Примерно две недели спустя он осматривал египетские древности, недавно попавшие в руки лондонского торговца. Большинство из них были обычными и не интересовали его. Но некоторые из них были более достойны внимания, и он сел, чтобы внимательно их рассмотреть. Его особенно привлекли какие-то таблички из слоновой кости, на которых, как ему показалось, можно было различить остатки надписи. Если так, то это явная находка, так как частные записи такого рода очень редки и могли пролить свет на некоторые интимные подробности частной жизни интересовавшего его периода, которые обычно не фиксируются на памятниках. Поглощенный этим исследованием, он постепенно ощутил неопределенный ужас, и обнаружил, что находится в каком-то дневном сне, обладающим многими из сверхъестественных качеств кошмара. Ему казалось, что он гладит огромную черную кошку, которая все росла и росла, пока не приобрела гигантские размеры. Мягкий мех ее лап сгустился и вплелся в пальцы, подобно массе шелковистых живых змей; кожу покалывало от множества крошечных укусов ядовитых клыков; мурлыканье существа нарастало, пока не превратилось в рев, подобный реву водопада, и не захлестнуло все его чувства. Он мысленно тонул в море надвигающейся катастрофы, когда, сделав последнее усилие, освободился от наваждения и вскочил. Затем он обнаружил, что его рука машинально поглаживала маленькую нераспечатанную мумию животного, при ближайшем рассмотрении оказавшейся мумией кошки.

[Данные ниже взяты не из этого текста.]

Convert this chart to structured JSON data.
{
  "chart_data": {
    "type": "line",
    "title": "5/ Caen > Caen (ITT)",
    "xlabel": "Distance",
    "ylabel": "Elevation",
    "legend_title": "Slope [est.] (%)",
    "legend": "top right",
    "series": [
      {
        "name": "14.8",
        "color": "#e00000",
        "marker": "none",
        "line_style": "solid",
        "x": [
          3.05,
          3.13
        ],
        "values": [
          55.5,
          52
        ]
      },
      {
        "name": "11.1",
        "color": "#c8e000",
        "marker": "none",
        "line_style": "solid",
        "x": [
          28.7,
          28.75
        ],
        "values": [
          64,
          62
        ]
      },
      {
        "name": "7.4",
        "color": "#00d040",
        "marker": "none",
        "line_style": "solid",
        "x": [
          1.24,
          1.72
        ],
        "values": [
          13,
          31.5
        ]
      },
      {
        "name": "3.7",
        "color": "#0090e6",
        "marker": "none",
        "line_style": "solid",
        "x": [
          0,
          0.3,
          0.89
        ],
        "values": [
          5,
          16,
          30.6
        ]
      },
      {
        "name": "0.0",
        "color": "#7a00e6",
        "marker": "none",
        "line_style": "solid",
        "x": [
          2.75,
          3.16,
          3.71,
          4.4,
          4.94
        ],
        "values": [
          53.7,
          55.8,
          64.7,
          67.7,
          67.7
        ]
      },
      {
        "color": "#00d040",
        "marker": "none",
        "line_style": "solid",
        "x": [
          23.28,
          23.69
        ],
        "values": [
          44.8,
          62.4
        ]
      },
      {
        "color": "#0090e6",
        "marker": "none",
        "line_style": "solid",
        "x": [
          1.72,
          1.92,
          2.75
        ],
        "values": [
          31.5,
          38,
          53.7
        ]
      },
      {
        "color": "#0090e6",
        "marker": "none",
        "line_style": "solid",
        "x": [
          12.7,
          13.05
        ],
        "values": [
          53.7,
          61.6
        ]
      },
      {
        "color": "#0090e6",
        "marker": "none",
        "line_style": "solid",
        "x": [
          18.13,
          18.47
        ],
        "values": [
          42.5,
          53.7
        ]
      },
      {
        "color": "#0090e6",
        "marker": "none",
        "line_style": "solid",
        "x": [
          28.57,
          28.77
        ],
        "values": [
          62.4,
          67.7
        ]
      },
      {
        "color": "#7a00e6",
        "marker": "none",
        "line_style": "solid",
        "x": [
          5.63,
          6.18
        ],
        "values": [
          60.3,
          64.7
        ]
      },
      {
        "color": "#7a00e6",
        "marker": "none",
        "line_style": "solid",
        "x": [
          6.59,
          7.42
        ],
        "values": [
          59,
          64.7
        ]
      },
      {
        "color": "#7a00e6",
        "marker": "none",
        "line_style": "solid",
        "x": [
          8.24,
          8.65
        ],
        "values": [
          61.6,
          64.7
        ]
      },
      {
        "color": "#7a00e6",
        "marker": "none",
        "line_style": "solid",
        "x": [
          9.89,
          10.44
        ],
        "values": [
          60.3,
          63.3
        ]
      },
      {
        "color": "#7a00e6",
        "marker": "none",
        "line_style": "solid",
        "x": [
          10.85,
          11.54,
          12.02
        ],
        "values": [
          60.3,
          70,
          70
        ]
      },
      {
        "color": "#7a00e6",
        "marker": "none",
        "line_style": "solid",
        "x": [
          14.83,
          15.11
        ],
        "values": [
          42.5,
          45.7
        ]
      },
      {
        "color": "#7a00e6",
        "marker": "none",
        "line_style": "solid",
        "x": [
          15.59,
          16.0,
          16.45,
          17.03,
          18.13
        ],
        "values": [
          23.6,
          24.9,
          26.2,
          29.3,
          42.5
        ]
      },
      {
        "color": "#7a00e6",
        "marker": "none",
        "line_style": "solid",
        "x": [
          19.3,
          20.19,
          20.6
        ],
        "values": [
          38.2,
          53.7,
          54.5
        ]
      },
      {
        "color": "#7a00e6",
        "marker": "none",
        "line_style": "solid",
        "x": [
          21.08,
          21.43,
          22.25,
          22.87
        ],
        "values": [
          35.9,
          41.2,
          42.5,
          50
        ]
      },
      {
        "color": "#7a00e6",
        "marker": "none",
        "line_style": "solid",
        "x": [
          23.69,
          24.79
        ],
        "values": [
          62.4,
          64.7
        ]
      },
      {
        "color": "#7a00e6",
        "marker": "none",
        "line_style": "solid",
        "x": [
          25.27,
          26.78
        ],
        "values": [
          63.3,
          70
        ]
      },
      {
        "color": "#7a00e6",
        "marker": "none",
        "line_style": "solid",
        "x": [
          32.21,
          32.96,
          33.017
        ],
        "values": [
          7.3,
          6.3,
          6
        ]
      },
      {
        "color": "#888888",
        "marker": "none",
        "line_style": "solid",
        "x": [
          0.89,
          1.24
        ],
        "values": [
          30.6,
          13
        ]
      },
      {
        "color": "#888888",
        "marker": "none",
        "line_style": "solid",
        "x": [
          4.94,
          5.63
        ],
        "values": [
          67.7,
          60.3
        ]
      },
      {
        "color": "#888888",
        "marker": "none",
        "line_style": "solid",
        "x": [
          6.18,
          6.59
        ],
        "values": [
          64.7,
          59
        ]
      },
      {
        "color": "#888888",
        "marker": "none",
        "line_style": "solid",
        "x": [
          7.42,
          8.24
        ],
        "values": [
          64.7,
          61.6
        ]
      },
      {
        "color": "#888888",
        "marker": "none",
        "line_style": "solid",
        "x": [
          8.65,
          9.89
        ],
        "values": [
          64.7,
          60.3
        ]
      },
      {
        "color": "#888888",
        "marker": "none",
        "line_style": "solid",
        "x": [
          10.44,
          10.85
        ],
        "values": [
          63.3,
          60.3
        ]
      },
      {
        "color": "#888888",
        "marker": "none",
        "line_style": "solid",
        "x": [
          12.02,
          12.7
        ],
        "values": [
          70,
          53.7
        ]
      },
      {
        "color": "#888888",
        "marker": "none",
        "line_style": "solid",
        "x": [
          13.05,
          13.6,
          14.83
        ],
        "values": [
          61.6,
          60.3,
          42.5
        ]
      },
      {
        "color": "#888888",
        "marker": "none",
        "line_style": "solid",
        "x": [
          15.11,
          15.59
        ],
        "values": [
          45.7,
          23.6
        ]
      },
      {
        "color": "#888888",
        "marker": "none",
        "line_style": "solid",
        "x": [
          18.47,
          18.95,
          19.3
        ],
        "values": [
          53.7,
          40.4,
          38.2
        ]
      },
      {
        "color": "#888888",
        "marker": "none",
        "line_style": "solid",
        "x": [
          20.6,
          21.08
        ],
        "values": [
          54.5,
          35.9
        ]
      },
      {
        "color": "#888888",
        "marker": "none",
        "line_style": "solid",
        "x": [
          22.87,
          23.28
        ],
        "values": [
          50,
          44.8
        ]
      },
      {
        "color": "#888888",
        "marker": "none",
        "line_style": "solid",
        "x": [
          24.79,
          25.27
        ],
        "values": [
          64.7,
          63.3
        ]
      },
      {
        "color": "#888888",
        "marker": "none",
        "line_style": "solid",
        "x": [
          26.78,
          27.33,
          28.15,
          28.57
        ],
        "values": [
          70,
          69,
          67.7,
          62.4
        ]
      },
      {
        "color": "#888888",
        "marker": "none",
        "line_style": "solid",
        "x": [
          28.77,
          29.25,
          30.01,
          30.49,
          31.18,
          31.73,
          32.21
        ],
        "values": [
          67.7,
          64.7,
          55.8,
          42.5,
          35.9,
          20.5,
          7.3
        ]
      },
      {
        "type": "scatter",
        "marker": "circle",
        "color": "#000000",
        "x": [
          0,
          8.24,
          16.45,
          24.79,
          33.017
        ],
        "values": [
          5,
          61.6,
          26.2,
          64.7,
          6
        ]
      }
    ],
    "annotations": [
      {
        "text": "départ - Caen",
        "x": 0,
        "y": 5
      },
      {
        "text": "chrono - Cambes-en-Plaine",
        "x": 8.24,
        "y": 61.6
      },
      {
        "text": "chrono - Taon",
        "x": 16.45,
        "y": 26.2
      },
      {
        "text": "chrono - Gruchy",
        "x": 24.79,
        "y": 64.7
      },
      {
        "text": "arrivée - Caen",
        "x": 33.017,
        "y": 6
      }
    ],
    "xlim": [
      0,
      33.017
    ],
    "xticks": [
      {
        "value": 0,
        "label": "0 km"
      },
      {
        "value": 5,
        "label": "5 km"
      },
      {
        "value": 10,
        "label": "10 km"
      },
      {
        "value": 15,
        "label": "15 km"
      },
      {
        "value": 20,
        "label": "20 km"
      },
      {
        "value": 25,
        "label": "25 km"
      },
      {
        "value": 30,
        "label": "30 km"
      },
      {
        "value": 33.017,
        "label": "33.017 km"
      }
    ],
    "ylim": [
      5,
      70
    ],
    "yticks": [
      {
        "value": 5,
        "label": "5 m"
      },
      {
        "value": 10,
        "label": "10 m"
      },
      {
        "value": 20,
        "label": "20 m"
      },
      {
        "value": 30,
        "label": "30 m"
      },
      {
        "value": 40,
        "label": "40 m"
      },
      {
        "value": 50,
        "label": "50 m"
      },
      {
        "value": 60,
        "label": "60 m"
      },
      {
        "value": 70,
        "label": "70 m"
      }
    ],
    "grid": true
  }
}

Следующий инцидент, который, по его мнению, стоило записать, произошел несколько дней спустя. Он удалился отдохнуть в своем обычном здравии и крепко спал. Но к утру был потревожен сном, напоминавшим тот вид ночного страха, который часто встречается в детстве.

Две далекие звезды начали увеличиваться в размерах и сиять, пока он не увидел, что они приближаются к нему с невероятной скоростью. Через несколько мгновений они должны захлестнуть его морем огня. Они двигались вперед, выпучиваясь и раскрываясь, подобно огромным пылающим цветам, с каждым мгновением становясь все ослепительнее и ослепительнее; а затем, как только они оказались над ним, они внезапно превратились в два огромных кошачьих глаза, пылающих зеленым и желтым. Он с криком вскочил в постели и тотчас же проснулся. На подоконнике лежал огромный черный кот, сверкая на него желтыми глазами. Мгновение спустя кот исчез.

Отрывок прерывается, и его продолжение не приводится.